The Turn of the Screw ~ Henry James

I can see Douglas there before the fire, to which he had got up to present his back, looking down at his interlocutor with his hands in his pockets. "Nobody but me, till now, has ever heard. It's quite too horrible." This, naturally, was declared by several voices to give the thing the utmost price, and our friend, with quiet art, prepared his triumph by turning his eyes over the rest of us and going on: "It's beyond everything. Nothing at all that I know touches it."
"For sheer terror?" I remember asking.
He seemed to say it was not so simple as that; to be really at a loss how to qualify it. He passed his hand over his eyes, made a little wincing grimace. "For dreadful -- dreadfulness!"
"Oh, how delicious!" cried one of the women.
He took no notice of her; he looked at me, but as if, instead of me, he saw what he spoke of. "For general uncanny ugliness and horror and pain."

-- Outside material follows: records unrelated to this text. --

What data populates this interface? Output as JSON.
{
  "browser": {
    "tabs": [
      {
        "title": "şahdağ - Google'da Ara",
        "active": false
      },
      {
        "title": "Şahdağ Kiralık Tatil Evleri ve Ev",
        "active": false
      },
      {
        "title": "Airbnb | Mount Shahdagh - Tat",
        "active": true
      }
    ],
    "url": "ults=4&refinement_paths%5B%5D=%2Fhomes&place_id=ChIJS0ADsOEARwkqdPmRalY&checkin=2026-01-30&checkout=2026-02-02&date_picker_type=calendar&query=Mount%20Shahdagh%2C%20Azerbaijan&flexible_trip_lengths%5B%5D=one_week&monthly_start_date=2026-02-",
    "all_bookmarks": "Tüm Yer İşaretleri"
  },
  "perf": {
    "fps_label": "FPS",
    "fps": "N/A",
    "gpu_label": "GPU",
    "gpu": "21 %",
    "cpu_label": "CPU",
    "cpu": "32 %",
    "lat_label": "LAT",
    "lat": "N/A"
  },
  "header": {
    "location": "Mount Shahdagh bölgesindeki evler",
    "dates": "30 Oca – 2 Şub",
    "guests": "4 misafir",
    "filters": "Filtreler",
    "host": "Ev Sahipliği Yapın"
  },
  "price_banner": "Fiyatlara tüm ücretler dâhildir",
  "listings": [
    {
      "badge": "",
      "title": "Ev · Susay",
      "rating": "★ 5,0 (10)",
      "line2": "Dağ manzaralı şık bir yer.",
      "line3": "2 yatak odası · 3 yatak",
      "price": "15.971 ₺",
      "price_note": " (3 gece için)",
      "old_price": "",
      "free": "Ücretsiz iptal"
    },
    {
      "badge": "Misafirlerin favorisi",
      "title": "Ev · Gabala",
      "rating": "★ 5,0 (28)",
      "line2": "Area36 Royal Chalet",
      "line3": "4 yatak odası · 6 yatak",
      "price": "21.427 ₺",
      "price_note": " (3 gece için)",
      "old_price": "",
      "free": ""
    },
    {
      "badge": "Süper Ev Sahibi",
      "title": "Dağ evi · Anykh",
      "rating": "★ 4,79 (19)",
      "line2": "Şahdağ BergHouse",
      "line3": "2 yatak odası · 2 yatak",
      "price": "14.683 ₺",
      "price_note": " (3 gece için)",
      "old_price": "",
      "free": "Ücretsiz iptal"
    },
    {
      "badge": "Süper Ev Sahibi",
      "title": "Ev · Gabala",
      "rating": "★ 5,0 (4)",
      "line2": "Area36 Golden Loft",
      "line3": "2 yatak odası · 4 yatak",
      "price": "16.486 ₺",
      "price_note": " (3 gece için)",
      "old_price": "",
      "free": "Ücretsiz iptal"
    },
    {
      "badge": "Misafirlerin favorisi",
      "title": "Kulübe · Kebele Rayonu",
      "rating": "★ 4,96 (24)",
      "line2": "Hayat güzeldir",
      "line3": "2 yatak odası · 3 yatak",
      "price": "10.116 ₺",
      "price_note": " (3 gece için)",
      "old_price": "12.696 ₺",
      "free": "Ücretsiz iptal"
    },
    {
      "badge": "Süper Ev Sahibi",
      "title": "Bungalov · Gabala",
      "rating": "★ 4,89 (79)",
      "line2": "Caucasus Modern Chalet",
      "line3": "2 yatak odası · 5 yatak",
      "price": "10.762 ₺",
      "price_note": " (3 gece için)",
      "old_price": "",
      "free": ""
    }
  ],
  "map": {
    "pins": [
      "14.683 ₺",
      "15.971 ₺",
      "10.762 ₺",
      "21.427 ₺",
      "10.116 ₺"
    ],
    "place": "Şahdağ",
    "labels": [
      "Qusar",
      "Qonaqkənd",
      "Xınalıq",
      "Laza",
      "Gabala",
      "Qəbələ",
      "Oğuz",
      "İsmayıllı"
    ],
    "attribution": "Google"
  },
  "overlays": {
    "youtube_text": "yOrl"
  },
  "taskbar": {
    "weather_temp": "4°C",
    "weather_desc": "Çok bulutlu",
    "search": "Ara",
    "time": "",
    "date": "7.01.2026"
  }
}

It's amazing how much James does with so little. Even though The Turn of the Screw is more straightforward and more active than most of his other work (stuff actually happens in this story) it's still full of his characteristic psychological subtlety. You can imagine how a tale of besieged governesses, menacing ghosts and posessed children would work out in the hands of another writer, but James sticks you inside the head of this harassed young woman and you don't know if she's extraordinarily insightful and courageous or completely crazy. That's where the horror is. I love how James takes the Victorian ideal of children as angelic innocents and turns them into terrifying monsters. And I always forget how much I love his prose. It's difficult but it's worth the effort. He'll have pages of complex, rambling paragraphs, and then finish with a short, sharp sentence that's like a punch in the gut. The whole thing's like that really, a slow build-up of foreboding and paranoia that just stops, suddenly, with a jolt. One of those books that should be read in the dead of winter before a roaring fire.